# Door jamb extendion



## cnester1 (Oct 7, 2013)

Trimming out this door in my walkout basement. The door is installed on the outside of the wall so I need to extend the jamb/trim on the inside. How would you recommend I trim around the hinges? I was thinking just to use my router and rabbet out an area for the hinges, but then I could never remove the hinge pins if necessary. Second option is just to butt trim up to the hinges and the trim wouldn't set flush with the current jamb. Any ideas would be greatly appreciated. Thanks guys!


----------



## Civilian (Jul 6, 2013)

*set second jamb back*

My outside door is similar to yours. We set the appropriate width of 1x material back away from the edge of the current jamb. In other words, if the jamb is 36" wide, the width of the second jamb is like 36 1/2" or enough to allow for the hinge pins to be removed. The jambs are set back from the edge the same amount on both sides and the top. Sort of like a reveal edge. This is what you had as a second option.

Good luck,

Jon
Northern Michigan


----------



## jschaben (Apr 1, 2010)

I think I would butt trim to the hinges but ease the edge of the trim with a substantial, 5/16-3/8" roundover to make the transition. I don't think a 1/4" roundover would be quite big enough. JMHO:smile:


----------



## Steve Neul (Sep 2, 2011)

Since the door is hinged on that side I believe I would put a couple layers of trim outside of the jamb recessing it into the wall. Your not going to be able to open the door more than 90 degrees anyway.


----------



## cabinetman (Jul 5, 2007)

It looks like the face (edge) of the wall is in line with the edge of the jamb. I would take a ¾" or ⅝" board and butt it straight in to the jamb, and have it finish out to the corner of the wall. On that vertical edge just install an outside corner trim. There would still be room to remove the pins.








 







.


----------



## Hwood (Oct 21, 2011)

Face nail to your jamb with extensions but set back behind the hinge just enough so it doesn't touch.
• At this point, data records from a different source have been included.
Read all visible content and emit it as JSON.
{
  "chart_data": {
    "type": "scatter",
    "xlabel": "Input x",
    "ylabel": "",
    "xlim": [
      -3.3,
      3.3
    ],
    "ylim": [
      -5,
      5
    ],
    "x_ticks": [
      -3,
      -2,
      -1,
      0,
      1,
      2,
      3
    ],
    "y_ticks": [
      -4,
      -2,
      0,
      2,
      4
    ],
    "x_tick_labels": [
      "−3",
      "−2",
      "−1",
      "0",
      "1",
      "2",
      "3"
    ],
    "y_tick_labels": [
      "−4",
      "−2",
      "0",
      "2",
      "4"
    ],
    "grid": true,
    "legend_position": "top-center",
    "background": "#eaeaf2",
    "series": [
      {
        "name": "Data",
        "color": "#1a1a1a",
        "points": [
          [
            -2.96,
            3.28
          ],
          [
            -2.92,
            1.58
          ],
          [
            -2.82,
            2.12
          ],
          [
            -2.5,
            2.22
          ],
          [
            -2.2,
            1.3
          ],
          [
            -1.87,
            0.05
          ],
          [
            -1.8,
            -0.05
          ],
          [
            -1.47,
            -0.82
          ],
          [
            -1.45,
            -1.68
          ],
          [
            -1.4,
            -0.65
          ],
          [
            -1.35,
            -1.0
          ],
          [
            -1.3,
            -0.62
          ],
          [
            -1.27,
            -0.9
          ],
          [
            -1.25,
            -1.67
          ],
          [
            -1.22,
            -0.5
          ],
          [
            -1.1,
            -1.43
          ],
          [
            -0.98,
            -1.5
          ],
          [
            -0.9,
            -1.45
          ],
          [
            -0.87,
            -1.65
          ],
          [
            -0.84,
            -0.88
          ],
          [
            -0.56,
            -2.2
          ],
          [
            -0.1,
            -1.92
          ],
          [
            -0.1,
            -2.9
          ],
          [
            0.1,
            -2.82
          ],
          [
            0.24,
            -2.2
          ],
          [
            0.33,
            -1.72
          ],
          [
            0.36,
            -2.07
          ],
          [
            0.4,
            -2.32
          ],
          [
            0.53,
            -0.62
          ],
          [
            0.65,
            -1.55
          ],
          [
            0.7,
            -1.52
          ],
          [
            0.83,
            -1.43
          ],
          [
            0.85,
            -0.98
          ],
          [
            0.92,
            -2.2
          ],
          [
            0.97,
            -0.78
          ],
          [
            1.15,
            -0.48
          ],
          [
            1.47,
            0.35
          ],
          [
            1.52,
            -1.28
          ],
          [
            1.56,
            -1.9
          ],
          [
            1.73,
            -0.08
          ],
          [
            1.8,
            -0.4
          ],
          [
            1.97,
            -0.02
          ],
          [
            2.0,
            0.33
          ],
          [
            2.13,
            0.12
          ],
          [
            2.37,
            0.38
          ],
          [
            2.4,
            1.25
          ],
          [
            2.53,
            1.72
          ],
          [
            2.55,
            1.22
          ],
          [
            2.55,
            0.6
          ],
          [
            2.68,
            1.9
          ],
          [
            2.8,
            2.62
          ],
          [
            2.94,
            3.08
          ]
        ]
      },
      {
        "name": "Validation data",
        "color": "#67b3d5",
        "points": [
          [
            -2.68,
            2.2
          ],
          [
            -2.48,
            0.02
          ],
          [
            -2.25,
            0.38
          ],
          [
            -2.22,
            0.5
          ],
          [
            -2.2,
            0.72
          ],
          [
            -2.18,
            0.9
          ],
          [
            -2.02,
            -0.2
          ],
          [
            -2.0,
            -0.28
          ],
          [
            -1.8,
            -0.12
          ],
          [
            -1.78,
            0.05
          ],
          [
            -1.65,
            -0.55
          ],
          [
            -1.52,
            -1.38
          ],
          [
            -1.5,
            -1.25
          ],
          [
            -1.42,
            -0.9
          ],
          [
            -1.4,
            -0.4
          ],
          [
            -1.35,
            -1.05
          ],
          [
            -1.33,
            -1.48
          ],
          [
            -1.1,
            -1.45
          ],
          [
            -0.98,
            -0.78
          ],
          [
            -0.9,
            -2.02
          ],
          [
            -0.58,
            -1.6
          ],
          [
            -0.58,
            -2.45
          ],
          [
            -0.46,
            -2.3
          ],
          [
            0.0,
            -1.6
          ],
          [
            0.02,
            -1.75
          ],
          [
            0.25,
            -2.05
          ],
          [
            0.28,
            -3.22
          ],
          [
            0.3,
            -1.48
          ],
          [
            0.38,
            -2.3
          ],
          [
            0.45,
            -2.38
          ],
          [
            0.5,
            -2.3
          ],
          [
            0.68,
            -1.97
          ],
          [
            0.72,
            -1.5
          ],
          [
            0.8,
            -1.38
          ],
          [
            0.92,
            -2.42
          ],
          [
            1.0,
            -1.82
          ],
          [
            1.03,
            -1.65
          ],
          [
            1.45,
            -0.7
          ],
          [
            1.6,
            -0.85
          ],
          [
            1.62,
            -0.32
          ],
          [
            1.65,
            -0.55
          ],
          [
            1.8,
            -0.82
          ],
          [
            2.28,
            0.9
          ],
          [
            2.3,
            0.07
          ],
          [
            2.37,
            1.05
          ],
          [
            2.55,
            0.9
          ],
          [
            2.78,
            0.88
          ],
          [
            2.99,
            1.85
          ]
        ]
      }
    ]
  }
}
Keep this set back 'reveal' (not sure on spelling) the same all the way around, just as the door trim would be and do that with the trim on the extension. Take a look at the trim in the rest of your house and I am sure you will see this set back. Thats my preferred way and if needed a small caulk joint can be used to hide gaps from a less than perfect cut. The extension are seldom the same dimension from top to bottom and one side to another so check for that. Straight edge clamped to your 1x material used for the extensions and a circular saw is a quick way to cut them


----------



## Warped bored (Sep 21, 2013)

This is a pretty common problem. .....You don't really say how far you need to extend the jamb.....I'm guessing 1/2"......We usually do that with an 1/8" reveal on the jamb and and 1/8" reveal on the trim.....Usually the hinge pins clear....the problem is usually the strike plate for the lock.....the plunger hits the wood first.....you just have to find a different strike.

It's always better to add to the other side of the jambs.....but like I said..your problem is a common one......


----------



## CarpenterSFO (Jan 30, 2014)

Late to the party, but: a reveal/set-back is normal. Making it flush would be unusual.


----------